Initially, Maddow spoke of the U.S.’s nuclear arsenal – of over 5000 warheads, each with the power to cause an explosion 10 times the size of Hiroshima. In her book and in her talk she asked an ethics question – to what end? She explained how America has a $20 billion stock of weapons, with a Pentagon full of defunct programs, that they no longer want. Maddow said it was time for a change in both how we conduct wars and how it will be funded in the future.
She said, “I am not pacifist…I respect the decision of a country to maintain a robust military. [But] we are not doing [the military] any favors by insulating them from the competition of resources.” Maddow hopes that competition will allow us to prioritize our defense programs and that it will bring national attention to an area that is getting more and more secretive as administrations change – America’s way of having war. From Reagen’s secret war in Granada and onwards, Congress has been less and less vocal about the conflicts that America is participating in. Maddow explained that 40 years ago, America changed its way of going to war. American officials, not wanting to convince the public that a cause is worth spilling American blood, have taken to carrying out operations in secret, sometimes through the CIA. Ultimately, Maddow explained that “we are designed to be a peaceable country.”Our constitution states that Congress, a representative body of every state of every person in the nations, is the only one that has the power to declare way. It is not supposed to be easy.
And it’s not supposed to be easy for the American public to distance themselves from the conflict.In the final part of her talk, Maddow discussed the primary focus of her book: the growing distance between civilians and military personnel. Not only are Americans distancing themselves intellectually, but are distancing themselves emotionally. Only 1% of American are active in the military and thus only 1% of families are directly impacted by these lengthy conflicts. Although we may be emotional in the face of commercial reminders of our soldiers struggles, and clap for them when they are in uniform on planes, Maddow stated that civilians now look on soldiers with a mix of pity, hero-worship and fear. “Civilians are alienated from the people who are fighting in our name,” said Maddow.
Maddow believes that this lack of debate about war and feeling that someone else is fighting our wars, are all fixable.
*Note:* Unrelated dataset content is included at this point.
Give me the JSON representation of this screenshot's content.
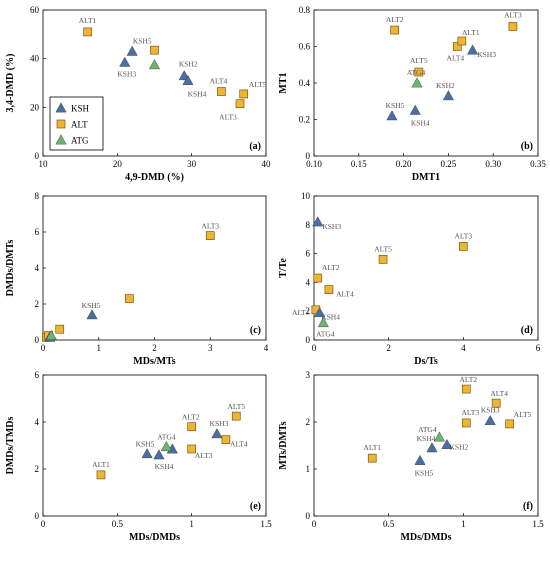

It’s not the way its supposed to be and her book calls for a change.
Maddow provides a quick introduction to her book on her website here.
The night was capped off with a question and answer session. Students and community members came to pick her mind about what it means to be an activist, the changing role of humanities in academia, and her thoughts about both external and internal conflicts in America. Her final words, in response to a question about the changing gay community, were tinged with the ethical lessons she learned at Stanford. She explained that in coming out you don’t know who’s heart you’re helping or breaking, but that by taking this action you are changing things and paving the ways for others. It’s a thought we can all take away and apply to our daily lives.
Update: Clarification made in third paragraph.